Toshiyuki Yamamoto
   Department   School of Medicine(Tokyo Women's Medical University Hospital), School of Medicine
   Position   Professor
Article types Case report
Language English
Peer review Non peer reviewed
Title Adult-onset hereditary pulmonary alveolar proteinosis caused by a single-base deletion in CSF2RB
Journal Formal name:Journal of Medical Genetics
Volume, Issue, Page 48(3),pp.205-209
Author and coauthor Takeshi Tanaka, Natsuki Motoi, Yoshiko Tsuchihashi, Ryushi Tazawa, Chinatsu Kaneko, Takahito Nei, Toshiyuki Yamamoto, Tomayoshi Hayashi, Tsutomu Tagawa, Takeshi Nagayasu, Futoshi Kuribayashi, Koya Ariyoshi, Koh Nakata, Konosuke Morimoto
Publication date 2011
Summary Background Disruption of granulocyte/macrophage colony-stimulating factor (GM-CSF) signalling causes pulmonary alveolar proteinosis (PAP). Rarely, genetic defects in neonatal or infant-onset PAP have been identified in CSF2RA. However, no report has clearly identified any function-associated genetic defect in CSF2RB.

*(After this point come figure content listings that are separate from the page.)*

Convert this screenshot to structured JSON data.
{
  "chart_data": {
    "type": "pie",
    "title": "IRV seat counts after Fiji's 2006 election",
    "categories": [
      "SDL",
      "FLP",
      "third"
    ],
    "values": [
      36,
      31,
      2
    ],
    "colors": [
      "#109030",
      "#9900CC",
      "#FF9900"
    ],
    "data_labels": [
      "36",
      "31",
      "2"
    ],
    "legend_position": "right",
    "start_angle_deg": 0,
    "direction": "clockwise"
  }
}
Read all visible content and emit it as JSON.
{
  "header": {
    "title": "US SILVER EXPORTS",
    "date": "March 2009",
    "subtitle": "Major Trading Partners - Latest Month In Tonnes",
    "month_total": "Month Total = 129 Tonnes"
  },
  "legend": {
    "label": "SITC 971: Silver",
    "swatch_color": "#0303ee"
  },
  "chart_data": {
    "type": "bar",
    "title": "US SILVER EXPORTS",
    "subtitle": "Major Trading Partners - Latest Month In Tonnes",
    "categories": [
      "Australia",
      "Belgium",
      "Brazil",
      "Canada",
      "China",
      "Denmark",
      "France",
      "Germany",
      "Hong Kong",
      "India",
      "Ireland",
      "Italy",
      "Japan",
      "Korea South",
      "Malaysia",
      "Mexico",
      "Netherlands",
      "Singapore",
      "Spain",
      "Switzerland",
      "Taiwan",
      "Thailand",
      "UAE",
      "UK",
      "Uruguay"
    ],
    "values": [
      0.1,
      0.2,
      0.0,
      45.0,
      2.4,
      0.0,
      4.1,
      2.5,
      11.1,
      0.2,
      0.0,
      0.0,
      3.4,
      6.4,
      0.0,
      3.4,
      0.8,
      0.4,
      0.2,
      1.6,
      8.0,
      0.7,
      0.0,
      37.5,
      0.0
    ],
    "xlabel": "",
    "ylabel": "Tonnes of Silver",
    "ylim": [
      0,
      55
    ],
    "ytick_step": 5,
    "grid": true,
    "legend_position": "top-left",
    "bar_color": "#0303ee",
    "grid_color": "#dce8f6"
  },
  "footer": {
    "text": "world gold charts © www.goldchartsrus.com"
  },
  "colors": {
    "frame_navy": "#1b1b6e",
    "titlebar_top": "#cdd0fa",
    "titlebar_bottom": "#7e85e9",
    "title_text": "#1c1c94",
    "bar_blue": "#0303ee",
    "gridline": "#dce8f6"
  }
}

Methods and results The patient was diagnosed with PAP at the age of 36 and developed respiratory failure. She was negative for GM-CSF autoantibody and had no underlying disease. Signalling and genetic defects in GM-CSF receptor were screened. GM-CSF-stimulated STAT5 phosphorylation was not observed and GM-CSF-Rβc expression was defective in the patient's blood cells. Genetic screening revealed a homozygous, single-base deletion at nt 631 in exon 6 of CSF2RB on chromosome 22, which caused reductions in GM-CSF dependent signalling and function. Both parents, who were second cousins, showed no pulmonary symptoms, and had normal GM-CSF-signalling, but had a CSF2RB allele with the identical deletion, indicating that the mutant allele may give rise to PAP in an autosomal recessive manner.

Conclusions This is the first report identifying a genetic defect in CSF2RB that causes deficiency of GM-CSF-Rβc expression and impaired signalling downstream. These results suggested that GM-CSF signalling was compensated by other signalling pathways, leading to adult-onset PAP.